Янсону, с которым он иногда делился своими сокровенными мыслями, Дебрев как-то сердито сказал:

- Зеленский у тебя, кажется, в дружках? Неважный дружок. Боюсь, всем нам достанется из-за него. Когда до Москвы дойдет наша обстановка, головы полетят.

Янсон сразу понял, на что намекает Дебрев. Он непринужденно ответил:

- Ну, все не слетят! А старику, конечно, не сносить головы, - он кивнул в сторону кабинета Сильченко.

Дебрев остался доволен, что мысли Янсона так близко совпадают с его собственными.

Сильченко хорошо знал о настроениях и планах Дебрева: тот не умел скрываться, до Сильченко доходили такие отзывы, как "либерал", "старый рохля", вероятно, были и более обидные. Всю вину за тяжелую обстановку, создавшуюся на строительстве, Дебрев взваливал на него, Сильченко, и вел отношения к окончательному разрыву.

Хуже всего было то, что об этих неладах все знали и уже старались играть на них, как это делал Зеленский: если Дебрев чего-нибудь не разрешал, шли к Сильченко. Коллектив распадался на две неравные и враждующие части - сторонников Сильченко и сторонников Дебрева. Последних было немного, но это были самые даровитые люди, лучшие инженеры комбината, такие, как Лешкович, Янсон, Телехов, Седюк. И Дебрев открыто благоволил им, немедленно соглашался со всем, чего они требовали, ставил их в исключительное положение перед другими. Допустить дальнейший распад коллектива Сильченко не мог, но не понимал, как прекратить искусственно раздуваемые между ним и Дебревым нелады. Он старался быть мягким со своим главным инженером, уступал ему во всех непринципиальных вопросах. Это было хуже, а не лучше.

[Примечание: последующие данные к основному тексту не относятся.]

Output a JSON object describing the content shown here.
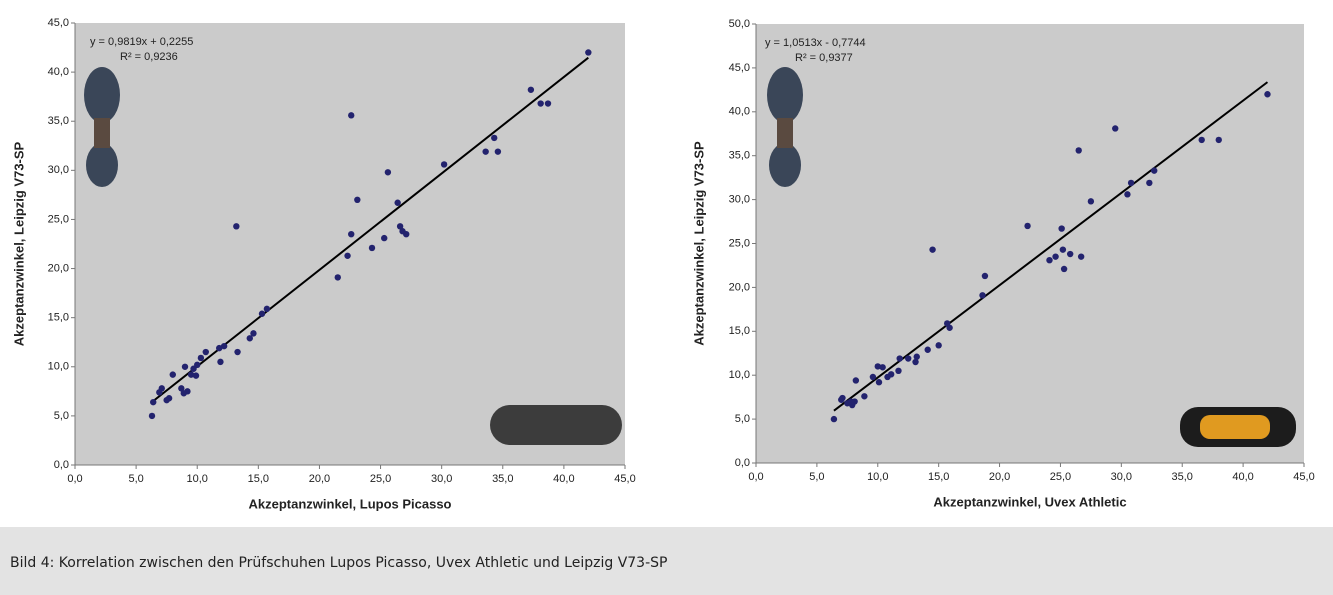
{
  "chart_data": [
    {
      "type": "scatter",
      "x_label": "Akzeptanzwinkel, Lupos Picasso",
      "y_label": "Akzeptanzwinkel, Leipzig V73-SP",
      "color": "#23236e",
      "trendline": {
        "slope": 0.9819,
        "intercept": 0.2255,
        "equation": "y = 0,9819x + 0,2255",
        "r_squared": "R² = 0,9236"
      },
      "xlim": [
        0,
        45
      ],
      "ylim": [
        0,
        45
      ],
      "xticks": [
        {
          "value": 0,
          "label": "0,0"
        },
        {
          "value": 5,
          "label": "5,0"
        },
        {
          "value": 10,
          "label": "10,0"
        },
        {
          "value": 15,
          "label": "15,0"
        },
        {
          "value": 20,
          "label": "20,0"
        },
        {
          "value": 25,
          "label": "25,0"
        },
        {
          "value": 30,
          "label": "30,0"
        },
        {
          "value": 35,
          "label": "35,0"
        },
        {
          "value": 40,
          "label": "40,0"
        },
        {
          "value": 45,
          "label": "45,0"
        }
      ],
      "yticks": [
        {
          "value": 0,
          "label": "0,0"
        },
        {
          "value": 5,
          "label": "5,0"
        },
        {
          "value": 10,
          "label": "10,0"
        },
        {
          "value": 15,
          "label": "15,0"
        },
        {
          "value": 20,
          "label": "20,0"
        },
        {
          "value": 25,
          "label": "25,0"
        },
        {
          "value": 30,
          "label": "30,0"
        },
        {
          "value": 35,
          "label": "35,0"
        },
        {
          "value": 40,
          "label": "40,0"
        },
        {
          "value": 45,
          "label": "45,0"
        }
      ],
      "x": [
        42.0,
        37.3,
        38.1,
        38.7,
        34.3,
        33.6,
        34.6,
        30.2,
        22.6,
        25.6,
        26.4,
        23.1,
        26.6,
        26.8,
        27.1,
        22.6,
        25.3,
        24.3,
        22.3,
        21.5,
        15.7,
        15.3,
        13.2,
        14.6,
        14.3,
        13.3,
        12.2,
        11.8,
        11.9,
        10.7,
        10.3,
        10.0,
        9.7,
        9.5,
        9.9,
        9.0,
        8.0,
        8.7,
        9.2,
        8.9,
        7.7,
        7.5,
        7.1,
        6.9,
        6.4,
        6.3
      ],
      "values": [
        42.0,
        38.2,
        36.8,
        36.8,
        33.3,
        31.9,
        31.9,
        30.6,
        35.6,
        29.8,
        26.7,
        27.0,
        24.3,
        23.8,
        23.5,
        23.5,
        23.1,
        22.1,
        21.3,
        19.1,
        15.9,
        15.4,
        24.3,
        13.4,
        12.9,
        11.5,
        12.1,
        11.9,
        10.5,
        11.5,
        10.9,
        10.2,
        9.8,
        9.2,
        9.1,
        10.0,
        9.2,
        7.8,
        7.5,
        7.3,
        6.8,
        6.6,
        7.8,
        7.4,
        6.4,
        5.0
      ]
    },
    {
      "type": "scatter",
      "x_label": "Akzeptanzwinkel, Uvex Athletic",
      "y_label": "Akzeptanzwinkel, Leipzig V73-SP",
      "color": "#23236e",
      "trendline": {
        "slope": 1.0513,
        "intercept": -0.7744,
        "equation": "y = 1,0513x - 0,7744",
        "r_squared": "R² = 0,9377"
      },
      "xlim": [
        0,
        45
      ],
      "ylim": [
        0,
        50
      ],
      "xticks": [
        {
          "value": 0,
          "label": "0,0"
        },
        {
          "value": 5,
          "label": "5,0"
        },
        {
          "value": 10,
          "label": "10,0"
        },
        {
          "value": 15,
          "label": "15,0"
        },
        {
          "value": 20,
          "label": "20,0"
        },
        {
          "value": 25,
          "label": "25,0"
        },
        {
          "value": 30,
          "label": "30,0"
        },
        {
          "value": 35,
          "label": "35,0"
        },
        {
          "value": 40,
          "label": "40,0"
        },
        {
          "value": 45,
          "label": "45,0"
        }
      ],
      "yticks": [
        {
          "value": 0,
          "label": "0,0"
        },
        {
          "value": 5,
          "label": "5,0"
        },
        {
          "value": 10,
          "label": "10,0"
        },
        {
          "value": 15,
          "label": "15,0"
        },
        {
          "value": 20,
          "label": "20,0"
        },
        {
          "value": 25,
          "label": "25,0"
        },
        {
          "value": 30,
          "label": "30,0"
        },
        {
          "value": 35,
          "label": "35,0"
        },
        {
          "value": 40,
          "label": "40,0"
        },
        {
          "value": 45,
          "label": "45,0"
        },
        {
          "value": 50,
          "label": "50,0"
        }
      ],
      "x": [
        42.0,
        38.0,
        36.6,
        32.7,
        32.3,
        30.8,
        30.5,
        29.5,
        27.5,
        26.5,
        25.1,
        22.3,
        26.7,
        25.8,
        25.2,
        24.6,
        24.1,
        25.3,
        18.8,
        18.6,
        14.5,
        15.7,
        15.9,
        15.0,
        14.1,
        13.2,
        13.1,
        12.5,
        11.8,
        11.7,
        11.1,
        10.8,
        10.4,
        10.0,
        10.1,
        9.6,
        8.9,
        8.2,
        8.1,
        7.9,
        7.5,
        7.1,
        7.0,
        6.4,
        7.8
      ],
      "values": [
        42.0,
        36.8,
        36.8,
        33.3,
        31.9,
        31.9,
        30.6,
        38.1,
        29.8,
        35.6,
        26.7,
        27.0,
        23.5,
        23.8,
        24.3,
        23.5,
        23.1,
        22.1,
        21.3,
        19.1,
        24.3,
        15.9,
        15.4,
        13.4,
        12.9,
        12.1,
        11.5,
        11.9,
        11.9,
        10.5,
        10.1,
        9.8,
        10.9,
        11.0,
        9.2,
        9.8,
        7.6,
        9.4,
        7.0,
        6.6,
        6.8,
        7.4,
        7.2,
        5.0,
        7.0
      ]
    }
  ],
  "caption": "Bild 4: Korrelation zwischen den Prüfschuhen Lupos Picasso, Uvex Athletic und Leipzig V73-SP"
}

- Не понимаю вас, Валентин Павлович, - говорил Сильченко, просматривая принесенный ему на подпись приказ с новыми выговорами Зеленскому и его прорабам, - чего вы от них хотите?

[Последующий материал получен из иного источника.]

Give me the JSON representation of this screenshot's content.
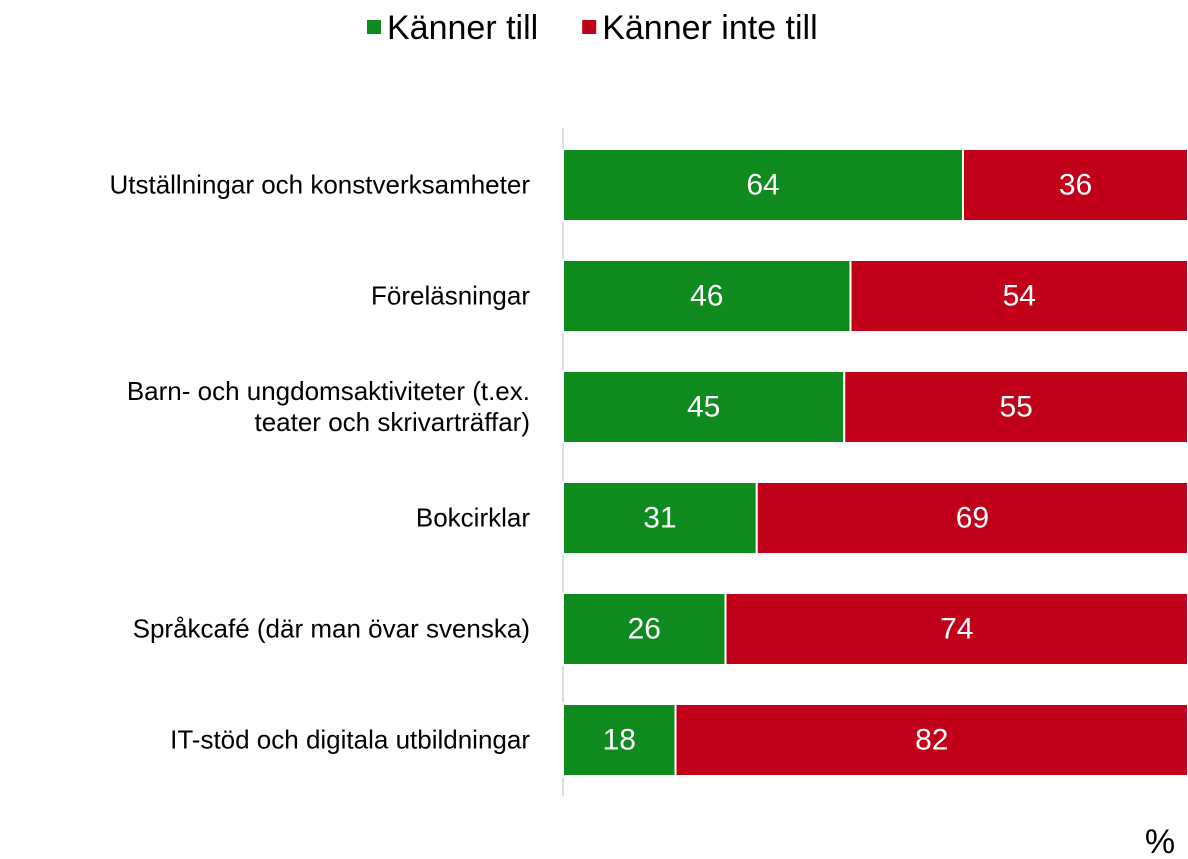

- Хочу, чтоб они выполняли свой график, - с вызовом отозвался Дебрев. - А вы разве не хотите этого, товарищ полковник? - И он добавил гневно: - Пусть никто, из них не надеется, что ему спустят хотя бы малейшую оплошность! Лично я не успокоюсь, пока они не научатся работать или пока их не прогонят ко всем чертям. И думаю, что вы сами это поймете - плохих работников надо гнать.

- Смотрите не пробросайтесь, - ответил Сильченко, нехотя подписывая неприятный приказ.